Un grito desafinado:
¡Paltas, tamales, piñas!…¡Caserita, están ricas!…No se lo pierda… Todo por un sol…
Un hombre flaco como un hueso, sucio y portando como vestido solo andrajos, está parado en una esquina, se rasca la cabeza llena de mugre y, quizás, los piojos le comen hasta los sesos, su aspecto se convierte en el triste espejo de la perdición y desolación.
Un joven de aproximadamente 15 años está sentado sobre el peldaño de unas gradas.

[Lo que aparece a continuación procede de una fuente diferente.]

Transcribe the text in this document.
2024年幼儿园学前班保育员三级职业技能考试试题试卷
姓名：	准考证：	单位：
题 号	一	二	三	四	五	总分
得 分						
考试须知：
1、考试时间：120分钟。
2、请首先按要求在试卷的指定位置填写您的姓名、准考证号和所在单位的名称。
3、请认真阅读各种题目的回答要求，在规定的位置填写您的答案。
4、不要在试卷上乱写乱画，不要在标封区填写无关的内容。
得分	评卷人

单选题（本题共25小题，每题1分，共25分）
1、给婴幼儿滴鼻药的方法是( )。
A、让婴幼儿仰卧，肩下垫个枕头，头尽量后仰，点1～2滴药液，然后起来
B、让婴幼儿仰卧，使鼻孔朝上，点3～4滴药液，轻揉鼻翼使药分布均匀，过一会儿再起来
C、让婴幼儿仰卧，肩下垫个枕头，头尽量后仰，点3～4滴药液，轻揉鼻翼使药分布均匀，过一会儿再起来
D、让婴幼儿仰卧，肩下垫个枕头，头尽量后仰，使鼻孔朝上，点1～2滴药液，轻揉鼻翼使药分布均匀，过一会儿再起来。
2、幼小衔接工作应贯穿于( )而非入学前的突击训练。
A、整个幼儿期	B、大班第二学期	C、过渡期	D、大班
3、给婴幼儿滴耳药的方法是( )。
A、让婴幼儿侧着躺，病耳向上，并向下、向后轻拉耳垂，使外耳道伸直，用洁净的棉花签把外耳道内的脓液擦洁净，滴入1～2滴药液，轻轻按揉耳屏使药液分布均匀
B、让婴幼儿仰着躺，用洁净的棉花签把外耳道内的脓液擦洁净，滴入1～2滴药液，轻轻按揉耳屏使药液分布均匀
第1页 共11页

De manera impresionante, mueve los dedos tipeando en su celular, sus largas piernas no se inmutan ante el paso de la gente. Él no escuchó a los políticos, tampoco al vendedor, quizás no sintió el asqueroso olor de los gases producidos por los viejos autos. Su vida está ahí, transcurriendo en línea, en una vida online.
Wow, una guapa mujer camina elegantemente vestida con un traje negro y unos zapatos de taco muy fino, ella se contornea como una gata, esperando dejar huella a su paso. No se enteró de nada, ignoró al mendigo y sus piojos, al joven de vida online ni lo vio, tampoco escuchó los gritos del frutero, las propuestas políticas no le interesaban, es apolítica, continuó su paso tratando de dejar huella.
Miles de mundos en un solo mundo, un mundo en donde existen cárceles de todos los tipos, donde el hombre destruye y aplasta convencido de su proba conciencia o inconsciencia, pocos hombres son los creadores de las leyes y del sistema manejado por la culpa, pocos enriqueciéndose de vil manera.
La culpa, ante el pecado, la culpa del qué dirán, la culpa del rico por no tener un ‟Porsche”, la culpa del pobre por ser pobre, la culpa de la joven por usar minifalda y provocar al violador, la culpa de ser analfabeto y no tener derecho a soñar, la culpa frente a un injusto sistema judicial, la culpa instaurada solo para manipular.
El inocente y dulce perrito mira, él lo piensa, estoy segura de ello.
Son absurdos los humanos, se matan, nos matan, se hieren, nos hieren, acaban con la naturaleza, con su especie y con la nuestra. ¡Qué estúpidos son algunos seres humanos! Yo soy un perro vestido de pelos, solo ladro y aúllo y ellos creen que soy un perro sin cerebro, pero veo lo que ellos no quieren ver, la autodestrucción de un mundo en el cual el rey y verdugo es el ser humano.